ANSWERS: 8
  • This might sound difficult but you should help her with her "shopping problem" and get her a job so she can pay you back and next time do not lend that much money to a friend unless you are positive she/he will pay you back ASAP always comment back=) Charlee <3
  • Then she is not really a very good friend, is she? Can you prove that she owes you the money? If so you could take her to small claims court. Otherwise there is probably no way to force her to repay you.
  • i dont think i would call her a friend and i would tell her that it must be nice that your out buying all this stuff when you owe me money!!i would be veryyyy pissed!!!!
  • explain that you are indeed friends and to see her owe you money and still spend frivolously without paying you is placing a strain on your friendship. Give her an ultimatum to pay up or piss off.
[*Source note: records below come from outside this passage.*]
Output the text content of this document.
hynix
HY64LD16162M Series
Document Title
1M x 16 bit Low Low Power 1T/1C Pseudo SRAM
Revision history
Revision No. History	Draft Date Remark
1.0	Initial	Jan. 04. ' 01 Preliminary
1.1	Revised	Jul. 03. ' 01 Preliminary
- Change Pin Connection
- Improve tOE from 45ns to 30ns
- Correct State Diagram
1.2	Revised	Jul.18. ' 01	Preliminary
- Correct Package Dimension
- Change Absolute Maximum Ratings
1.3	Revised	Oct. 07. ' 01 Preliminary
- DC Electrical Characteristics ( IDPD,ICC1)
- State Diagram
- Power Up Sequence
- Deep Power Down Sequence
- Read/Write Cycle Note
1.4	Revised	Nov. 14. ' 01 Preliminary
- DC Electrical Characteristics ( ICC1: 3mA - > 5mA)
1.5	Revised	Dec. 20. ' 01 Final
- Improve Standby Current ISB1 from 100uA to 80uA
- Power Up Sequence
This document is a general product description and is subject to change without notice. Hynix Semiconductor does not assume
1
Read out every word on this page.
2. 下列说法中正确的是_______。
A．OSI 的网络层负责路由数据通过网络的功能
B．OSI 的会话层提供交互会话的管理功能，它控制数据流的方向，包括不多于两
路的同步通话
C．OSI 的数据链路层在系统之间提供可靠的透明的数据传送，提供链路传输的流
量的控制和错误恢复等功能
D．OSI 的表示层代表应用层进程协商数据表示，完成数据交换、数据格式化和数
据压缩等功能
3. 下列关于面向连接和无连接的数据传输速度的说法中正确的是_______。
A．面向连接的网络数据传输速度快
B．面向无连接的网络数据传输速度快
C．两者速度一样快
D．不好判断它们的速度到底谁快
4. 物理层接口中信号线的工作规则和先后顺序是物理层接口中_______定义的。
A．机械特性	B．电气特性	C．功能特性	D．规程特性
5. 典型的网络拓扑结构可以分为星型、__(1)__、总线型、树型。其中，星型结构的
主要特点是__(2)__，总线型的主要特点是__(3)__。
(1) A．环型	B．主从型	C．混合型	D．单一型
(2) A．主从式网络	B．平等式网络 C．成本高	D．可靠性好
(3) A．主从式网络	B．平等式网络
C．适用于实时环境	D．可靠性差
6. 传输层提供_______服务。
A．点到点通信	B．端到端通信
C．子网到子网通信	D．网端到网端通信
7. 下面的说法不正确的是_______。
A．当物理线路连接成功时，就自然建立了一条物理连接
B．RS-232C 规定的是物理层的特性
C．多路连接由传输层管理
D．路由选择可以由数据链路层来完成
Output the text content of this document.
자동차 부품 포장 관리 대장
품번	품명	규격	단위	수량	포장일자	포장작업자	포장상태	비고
  • thats so unfair of her to to put you in that position isnt it? I wonder how people manage to just let it carry on like that, unless of course she has just plain forgoten? Maybe you could say to her, Oh, Im really strapped for some cash, Could you loan me, say, maybe $200.00? that might enlighten her, or, maybe she would loan you the money, which is in fact yours, then you can just keep it.........
  • Ask her for it over and over again, on the telephone, in front of other people. Ring her several times every day for it until she gives it back. It works eventually especially if she feels embarassed in front of friends. And then never lend her money again and never refer to her as a friend again. I learnt this when I lent books to people. The people who respected me gave the books back as quickly as possible and the ones who didn't took their time and very often didn't give them back. Good luck.
  • Just take it in stride to never loan a friend money again. Money can ruin even close friendships. When you lend someone money, it is none of your business how they spend it. But that doesn't mean that you won't feel a certain level of hostility and judgment for her financial decisions. She is clearly neglecting to pay you back which is a huge faux pas, but what could you do? Drag her to Judge Judy? It really is rotten that your friend would be so inconsiderate about paying you back, but unfortunately, all you can do is communicate that the time has come around that you are strapped for your $200. And then you have to hope that she can be a friend to you and return it. Then.. never again!
  • oh no...the old money ruins friendships scenario... sounds like a selfish friend. i would recommend you remind her to pay up. if she scoffs, remind her about all those other purchases shes made before paying you back. if she still scoffs, take her to court. shell probably be an ex friend though... but with friends like these, who needs enemies right? just one last thought though if you do decide to throw in the towel. it may not be just a matter of disrespect. its possible she may be experiencing (manic) depression or have a shopping addiction.